Em Portugal, ainda residem a sua esposa e os filhos. Que terão eventualmente parentes de segunda e terceira geração na terra de nascimento do Gabriel que não conhecem e que, provavelmente, nunca conhecerão.
E se é verdade que um país sem história é um país sem futuro, será importante que os dois países – Moçambique e Portugal – (re)visitem esta história que nos liga, protagonizada por um homem bom, mas que pela estatura anormal, foi usado para enriquecer alguns, ficando para ele – e provavelmente para a família – uma grande “fatia” da pobreza, até aos dias da sua morte.
Renato Caldeira – Julho de 2021
6 Comentários
Francisco L. Moises
Sobre esta figura, seria importante saber dos filhos dele, o que fazem agora.
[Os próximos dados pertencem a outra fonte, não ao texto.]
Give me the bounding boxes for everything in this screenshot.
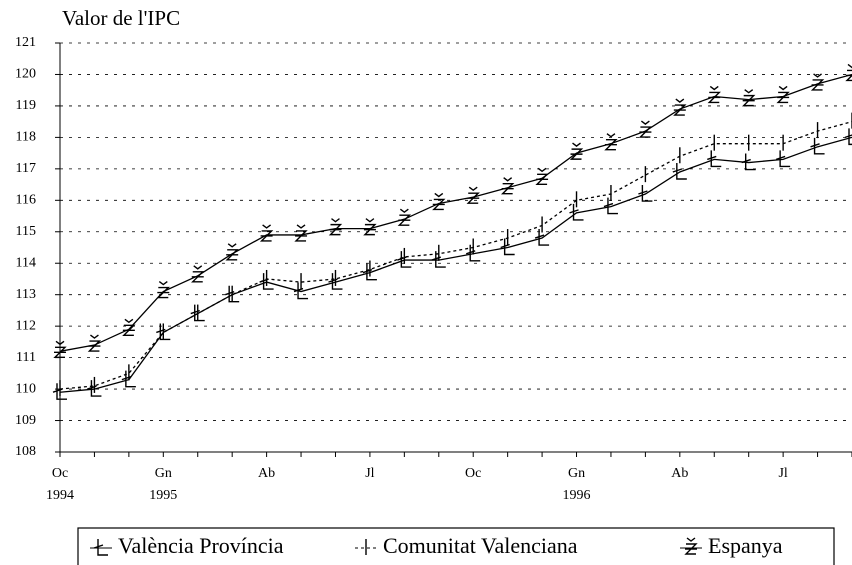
marker [225, 243, 239, 261]
marker [53, 340, 67, 359]
legend-label: Comunitat Valenciana [383, 533, 578, 558]
y-tick-label: 111 [16, 350, 36, 365]
marker [363, 218, 377, 236]
y-tick-label: 112 [16, 318, 36, 333]
y-tick-label: 110 [16, 381, 36, 396]
x-tick-label: Oc [465, 466, 481, 481]
marker [810, 137, 825, 155]
marker [156, 280, 170, 299]
marker [466, 186, 480, 204]
y-tick-label: 116 [16, 193, 36, 208]
marker [535, 167, 549, 185]
marker [328, 218, 343, 236]
y-tick-label: 113 [16, 287, 36, 302]
x-tick-label: Ab [258, 466, 275, 481]
series-line [59, 136, 852, 393]
x-tick-label: Gn [155, 466, 172, 481]
chart-title: Valor de l'IPC [62, 6, 180, 30]
marker [191, 265, 205, 283]
x-tick-label: Jl [365, 466, 374, 481]
series-line [59, 121, 852, 390]
marker [122, 318, 136, 336]
marker [500, 177, 515, 195]
marker [259, 224, 274, 242]
y-tick-label: 121 [15, 35, 36, 50]
marker [775, 150, 791, 168]
marker [776, 85, 790, 104]
marker [603, 197, 618, 215]
x-tick-sublabel: 1994 [46, 488, 74, 503]
marker [742, 89, 756, 107]
x-tick-label: Ab [671, 466, 688, 481]
marker [672, 162, 687, 180]
y-tick-label: 118 [16, 130, 36, 145]
marker [810, 73, 825, 91]
marker [432, 192, 446, 211]
marker [638, 120, 653, 138]
x-tick-label: Jl [778, 466, 787, 481]
x-tick-label: Oc [52, 466, 68, 481]
marker [741, 153, 756, 171]
marker [604, 133, 618, 151]
y-tick-label: 120 [15, 67, 36, 82]
marker [569, 203, 584, 221]
marker [844, 128, 852, 146]
marker [707, 85, 721, 104]
x-tick-sublabel: 1995 [149, 488, 177, 503]
marker [707, 150, 722, 168]
marker [397, 208, 412, 226]
y-tick-label: 115 [16, 224, 36, 239]
legend-label: Espanya [708, 533, 783, 558]
marker [638, 185, 653, 202]
y-tick-label: 108 [15, 444, 36, 459]
marker [294, 224, 308, 242]
marker [673, 98, 687, 116]
y-tick-label: 114 [16, 255, 36, 270]
y-tick-label: 119 [16, 98, 36, 113]
x-tick-sublabel: 1996 [563, 488, 591, 503]
marker [845, 63, 852, 82]
legend-box [77, 527, 835, 565]
legend-label: València Província [118, 533, 284, 558]
legend-marker [684, 537, 698, 555]
marker [569, 142, 584, 160]
y-tick-label: 117 [16, 161, 36, 176]
series-line [59, 73, 852, 352]
y-tick-label: 109 [15, 413, 36, 428]
x-tick-label: Gn [568, 466, 585, 481]
legend-marker [93, 539, 108, 556]
marker [534, 229, 550, 246]
marker [87, 334, 102, 352]
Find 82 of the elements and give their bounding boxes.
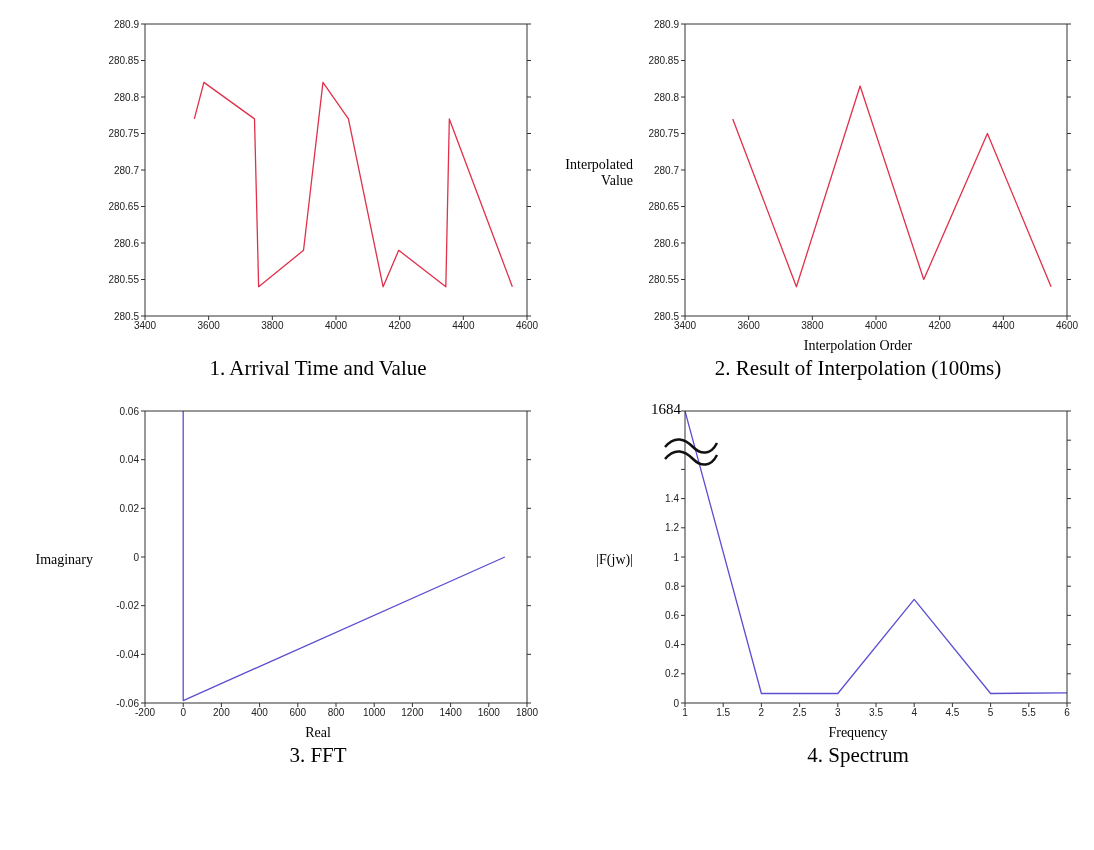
text: 4. Spectrum xyxy=(806,743,910,768)
x-tick-label: 4 xyxy=(911,707,918,719)
y-tick-label: 0.8 xyxy=(665,580,680,592)
x-axis-title: Interpolation Order xyxy=(802,338,914,355)
y-tick-label: 280.5 xyxy=(653,310,680,322)
y-tick-label: 280.7 xyxy=(653,164,680,176)
y-tick-label: 280.6 xyxy=(653,237,680,249)
x-tick-label: 4.5 xyxy=(945,707,960,719)
y-tick-label: 280.65 xyxy=(108,201,140,213)
x-tick-label: 4200 xyxy=(928,320,952,332)
line-series xyxy=(193,81,514,288)
y-tick-label: 280.5 xyxy=(113,310,140,322)
text: 2. Result of Interpolation (100ms) xyxy=(713,356,1003,381)
x-tick-label: 4200 xyxy=(388,320,412,332)
x-tick-label: 600 xyxy=(289,707,307,719)
y-tick-label: 280.75 xyxy=(108,128,140,140)
y-tick-label: 0.4 xyxy=(665,639,680,651)
y-tick-label: -0.02 xyxy=(116,600,140,612)
y-tick-label: 280.55 xyxy=(108,274,140,286)
x-tick-label: 1200 xyxy=(401,707,424,719)
x-tick-label: 0 xyxy=(180,707,187,719)
x-tick-label: 3 xyxy=(835,707,842,719)
y-tick-label: 0.02 xyxy=(119,502,140,514)
y-tick-label: 280.55 xyxy=(648,274,680,286)
text: 3. FFT xyxy=(288,743,348,768)
x-tick-label: 4600 xyxy=(515,320,539,332)
x-tick-label: 4000 xyxy=(324,320,348,332)
y-tick-label: 280.65 xyxy=(648,201,680,213)
y-tick-label: 0.2 xyxy=(665,668,680,680)
y-tick-label: 0.06 xyxy=(119,405,140,417)
y-axis-title: Imaginary xyxy=(34,552,93,568)
x-tick-label: 2 xyxy=(758,707,765,719)
y-tick-label: -0.06 xyxy=(116,697,140,709)
x-tick-label: 400 xyxy=(251,707,269,719)
x-tick-label: 1400 xyxy=(439,707,463,719)
x-tick-label: 2.5 xyxy=(792,707,807,719)
y-tick-label: 0 xyxy=(133,551,140,563)
x-tick-label: 3800 xyxy=(261,320,284,332)
x-tick-label: 1 xyxy=(682,707,689,719)
y-tick-label: 280.85 xyxy=(108,55,140,67)
x-tick-label: 3600 xyxy=(197,320,221,332)
text: 1684 xyxy=(651,401,681,418)
y-tick-label: 280.85 xyxy=(648,55,680,67)
y-axis-title: |F(jw)| xyxy=(595,552,633,568)
y-tick-label: 280.8 xyxy=(653,91,680,103)
text: 1. Arrival Time and Value xyxy=(208,356,428,381)
x-tick-label: 1800 xyxy=(515,707,539,719)
x-axis-title: Real xyxy=(304,725,332,742)
y-tick-label: 280.9 xyxy=(653,18,680,30)
y-axis-title: Interpolated Value xyxy=(564,157,633,189)
x-tick-label: 200 xyxy=(213,707,231,719)
y-tick-label: 280.75 xyxy=(648,128,680,140)
y-tick-label: 1.4 xyxy=(665,493,680,505)
x-tick-label: 1600 xyxy=(477,707,501,719)
y-tick-label: 0.04 xyxy=(119,454,140,466)
x-tick-label: 3400 xyxy=(673,320,697,332)
x-tick-label: 3.5 xyxy=(869,707,884,719)
y-tick-label: 1 xyxy=(673,551,680,563)
x-tick-label: 3800 xyxy=(801,320,824,332)
x-tick-label: 1000 xyxy=(363,707,386,719)
x-tick-label: 4600 xyxy=(1055,320,1079,332)
x-tick-label: 4000 xyxy=(864,320,888,332)
x-tick-label: 3600 xyxy=(737,320,761,332)
x-tick-label: 3400 xyxy=(133,320,157,332)
x-tick-label: -200 xyxy=(134,707,156,719)
x-tick-label: 6 xyxy=(1064,707,1071,719)
y-tick-label: 280.9 xyxy=(113,18,140,30)
y-tick-label: -0.04 xyxy=(116,648,140,660)
x-tick-label: 800 xyxy=(327,707,345,719)
y-tick-label: 280.8 xyxy=(113,91,140,103)
x-axis-title: Frequency xyxy=(827,725,889,742)
x-tick-label: 4400 xyxy=(452,320,475,332)
y-tick-label: 0.6 xyxy=(665,609,680,621)
y-tick-label: 1.2 xyxy=(665,522,680,534)
x-tick-label: 5.5 xyxy=(1021,707,1037,719)
x-tick-label: 4400 xyxy=(992,320,1015,332)
y-tick-label: 280.6 xyxy=(113,237,140,249)
line-series xyxy=(732,85,1052,288)
x-tick-label: 5 xyxy=(987,707,994,719)
y-tick-label: 0 xyxy=(673,697,680,709)
x-tick-label: 1.5 xyxy=(716,707,731,719)
y-tick-label: 280.7 xyxy=(113,164,140,176)
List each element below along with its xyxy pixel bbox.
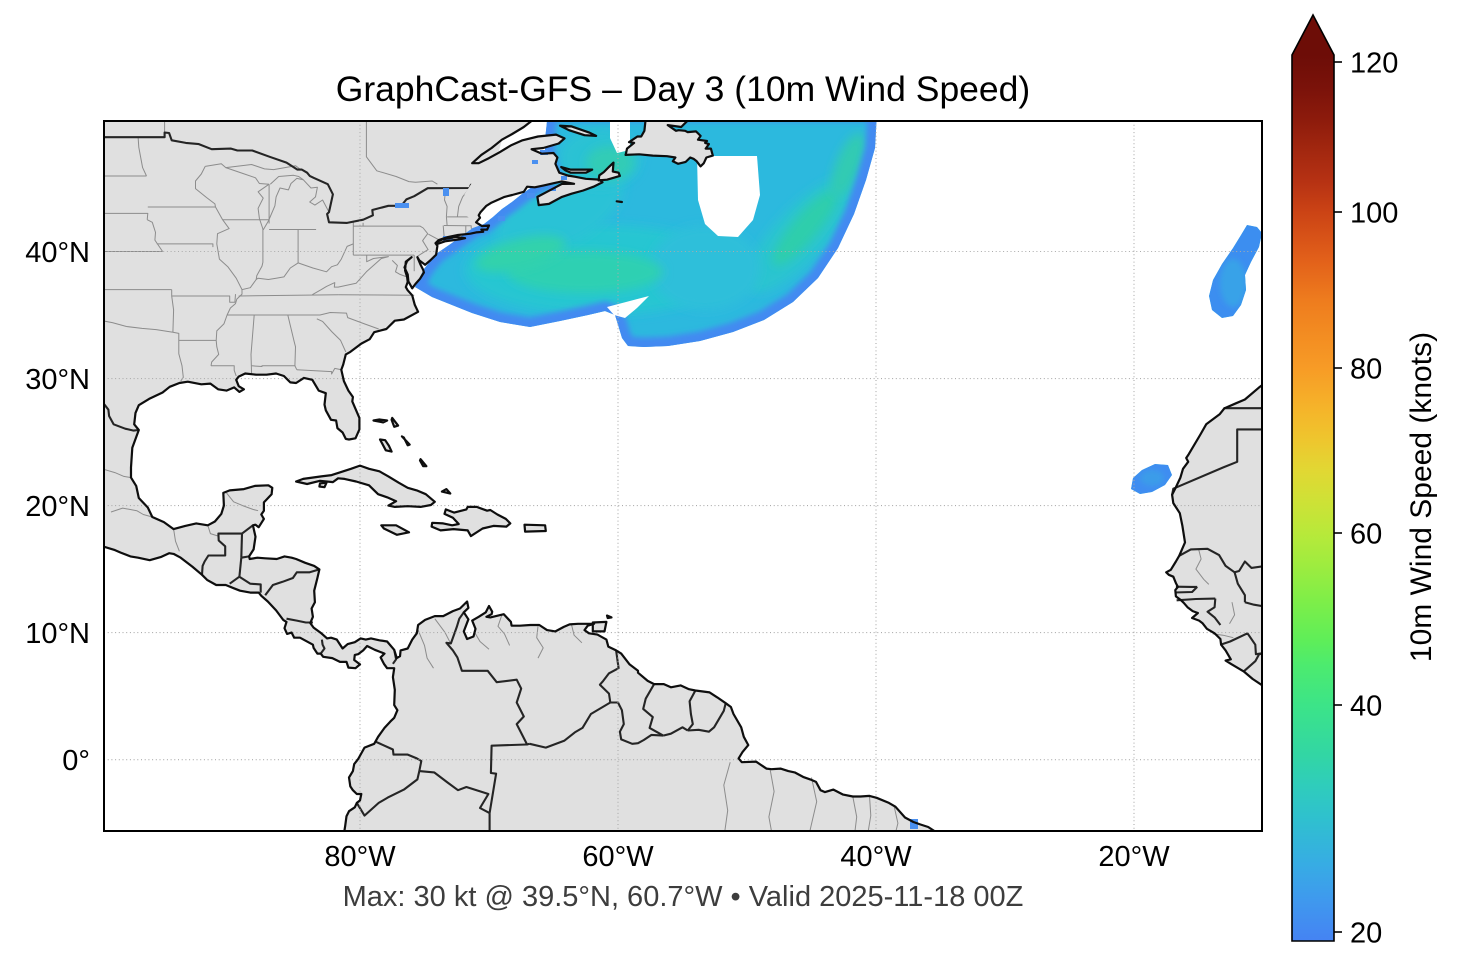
svg-text:40°W: 40°W — [840, 841, 912, 873]
svg-text:80°W: 80°W — [324, 841, 396, 873]
svg-text:10m Wind Speed (knots): 10m Wind Speed (knots) — [1405, 332, 1438, 662]
svg-text:10°N: 10°N — [25, 618, 90, 650]
svg-text:40°N: 40°N — [25, 237, 90, 269]
svg-text:20°N: 20°N — [25, 491, 90, 523]
svg-text:Max: 30 kt @ 39.5°N, 60.7°W •: Max: 30 kt @ 39.5°N, 60.7°W • Valid 2025… — [343, 881, 1024, 913]
svg-text:120: 120 — [1350, 48, 1398, 80]
svg-text:60°W: 60°W — [582, 841, 654, 873]
svg-text:100: 100 — [1350, 198, 1398, 230]
svg-text:0°: 0° — [62, 745, 90, 777]
svg-text:40: 40 — [1350, 691, 1382, 723]
svg-text:20: 20 — [1350, 918, 1382, 950]
svg-text:20°W: 20°W — [1098, 841, 1170, 873]
svg-text:60: 60 — [1350, 519, 1382, 551]
svg-text:GraphCast-GFS – Day 3 (10m Win: GraphCast-GFS – Day 3 (10m Wind Speed) — [336, 69, 1031, 109]
svg-text:80: 80 — [1350, 354, 1382, 386]
svg-text:30°N: 30°N — [25, 364, 90, 396]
Talvez seria algo importante resgatar esta historia, por sinal unica de Mocambique.
Nao existem muitos homens tao altos como ele era, dai a relevancia de se rever esta historia. Ai esta uma tarefa para os historiadores.
ha tanta gente que o viu e podem deixar muitos depoimentos, tanto em Portugal, como em Mocambique. Eu pessolamente nao o conheci, mas ouvi tanto sobre ele.
Maria Perez
Nunca o vi em L. Marques mas pergunto se ele era familiar do drº com o mesmo apelido? Mondlane que dirigia os guerrelheiros da dita frelimo quando tudo começou ,só + tarde o Samora se juntou a eles e o substituiu será ?
Celestino Gonçalves
Gostei da crónica do Renato Caldeira. Os meus parabéns por recordar, sem papas na língua, aquela figura lendária que as pessoas do meu tempo se lembram muito bem e por quem tinham grande admiração e respeito, para não dizer também compaixão, sobretudo depois do seu regresso da Europa e se estabeleceu na capital do seu país – Moçambique. Quando das poucas vezes que o “Gigante de Manjacaze” saía à rua, agarrado à sua bengala, fazia-o com dificuldade e aparente sofimento dada a decadência do seu desequilibrado corpo. Arrastava multidões de crianças que o seguiam sempre que se expunha em público. Isso não lhe desagradava, prova evidente que era um ser humano de grande sensibilidade e carinho pelos mais pequeninos. Tal pormenor não escapou ao jornalista, daí que me ocorreu deixar este pequeno comentário para reforçar o que neste aspecto ele disse.
Parabéns também ao BigSlam por mais uma história do Moçambique que muitos de nós vivemos e temos no coração.
Alberto de Sousa Costa
Lembro-me bem do Gabriel, o gigante de Manjacaze. Espero que o Governo de Mocambique lhe possa dar uma honra digna que merece.
Manuel Martins Terra
Uma história de vida muito bem explanada pelo post de Renato Caldeira, que foca a vivência do Gabriel Monjane, mais conhecido pelo gigante de Manjacaze. Tratou-se de um homem simples que não encontrou no campo da medicina , algo que conseguisse travar o seu crescimento anormal , que o levou muito cedo a atingir os 2m e 50 cm, criando-lhe certas dificuldades no caminhar e no equilíbrio. Achou na curiosidade dos homens, uma forma de sustento nem sempre bem compensada, com apresentações em circos e muitos outros eventos, que lhe foram garantido algumas economias com vista a um futuro mais tranquilo. Quando regressou a Moçambique, estive com ele por motivos profissionais no Restaurante Alfacinha, que se situava na antiga Manuel de Arriaga,entre a Latino Coelho e a J, Serrao. Já nessa altura o Gabriel denotava sinais de cansaço, que o obrigavam muito vezes a sentar-se. Depois como refere o Renato Caldeira, as quedas quer no Coliseu em Lisboa, e já aquando do seu novo regresso a Moçambique, aquela queda aparatosa na sua casa em Manjacaze, ditaram a morte de um homem bom, que deu mais dinheiro a ganhar, do que aquele que auferiu. Quem tiver memória, jamais te esquecerá Gabriel, o homem mais alto do mundo.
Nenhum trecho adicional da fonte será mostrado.